Ce qu'il faut retenir

  • Le féminicide est désormais considéré comme une circonstance aggravante dans les affaires de meurtre en Roumanie.
  • La loi a été adoptée en avril 2026 après une mobilisation massive de la société civile.
  • Cette réforme s’inscrit dans un mouvement plus large de lutte contre les violences faites aux femmes dans le pays.
  • La Roumanie rejoint ainsi plusieurs pays européens ayant renforcé leur législation sur ce sujet.

La Roumanie n’est pas un cas isolé en Europe, mais cette réforme intervient dans un contexte où le pays faisait face à des critiques sur sa gestion des violences conjugales. Selon Ouest France, la pression exercée par les associations féministes et les manifestations de rue a joué un rôle clé dans l’adoption de cette loi. Plusieurs cas médiatisés de féminicides avaient déjà suscité l’indignation publique ces dernières années, poussant les autorités à agir.

La nouvelle législation prévoit que tout meurtre d’une femme en raison de son genre sera désormais requalifié en circonstance aggravante. Cela signifie que les peines encourues par les auteurs de ces crimes seront alourdies. Pour les juristes, cette mesure vise à mieux refléter la gravité de ces actes et à dissuader les violences sexistes. « Cette réforme envoie un signal fort à la société roumaine », a déclaré Elena Cazan, porte-parole de l’association Femmes en Roumanie. « Elle reconnaît enfin que ces crimes ne sont pas des homicides ordinaires, mais des actes de violence systémique contre les femmes. »

Avant cette loi, la Roumanie disposait déjà d’un arsenal juridique pour lutter contre les violences faites aux femmes, mais son application restait inégale. Les associations dénonçaient régulièrement des manquements dans l’enquête et le traitement des dossiers. Désormais, la qualification du féminicide comme circonstance aggravante devrait faciliter la condamnation des auteurs et renforcer la protection des victimes potentielles.

Et maintenant ?

La mise en œuvre de cette loi, prévue pour l’automne 2026, fera l’objet d’un suivi attentif. Les associations féministes appellent à une formation renforcée des magistrats et des forces de l’ordre pour garantir une application uniforme de la réforme. Une campagne de sensibilisation sera également lancée dès le mois de septembre pour informer la population sur les nouvelles dispositions légales. Les prochains mois seront déterminants pour évaluer l’impact de cette loi sur le nombre de féminicides et sur la réponse pénale apportée.

Cette avancée législative en Roumanie s’inscrit dans un mouvement européen plus large. Plusieurs pays, comme l’Espagne ou la France, ont déjà intégré le féminicide dans leur droit pénal.
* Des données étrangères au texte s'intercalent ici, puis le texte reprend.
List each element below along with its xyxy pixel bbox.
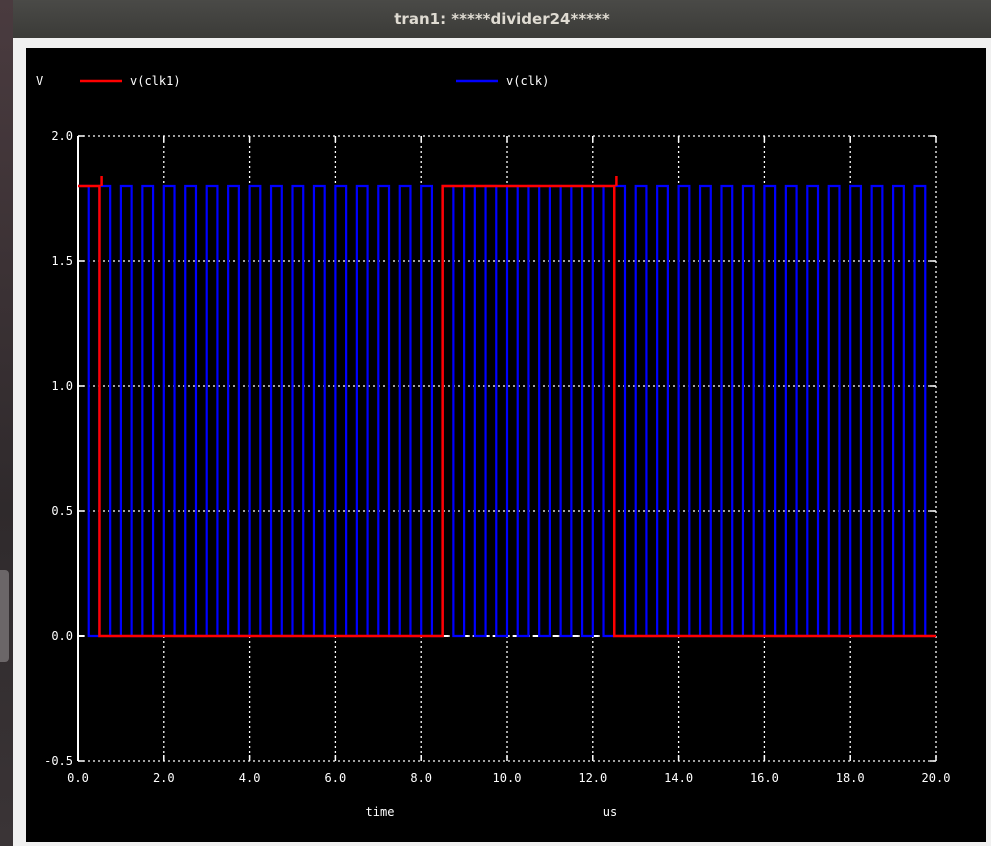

Pour Maria Grapini, députée européenne et militante pour les droits des femmes, « cette réforme place la Roumanie sur la bonne voie, même si le combat contre les violences sexistes reste une priorité absolue ».

Reste à voir si cette loi suffira à inverser la tendance. En 2025, selon les dernières statistiques disponibles, la Roumanie recensait encore 120 féminicides sur l’année. Un chiffre qui, malgré sa baisse par rapport aux années précédentes, reste préoccupant. Les associations continuent de réclamer des mesures complémentaires, comme un meilleur financement des structures d’accueil pour les victimes et une politique de prévention plus ambitieuse.

En attendant, cette réforme marque une étape importante pour les droits des femmes en Roumanie. Elle témoigne de la capacité de la société civile à faire évoluer les lois, même dans des contextes où les résistances au changement sont fortes. Pour beaucoup, cette victoire est aussi un rappel : le combat contre les violences sexistes ne s’arrête jamais, il se transforme et s’adapte.

La loi entrera en vigueur à l’automne 2026. Les prochaines étapes incluent la formation des magistrats et des forces de l’ordre, ainsi qu’une campagne de sensibilisation prévue pour septembre 2026. Les associations appellent également à un meilleur financement des structures d’accueil pour les victimes.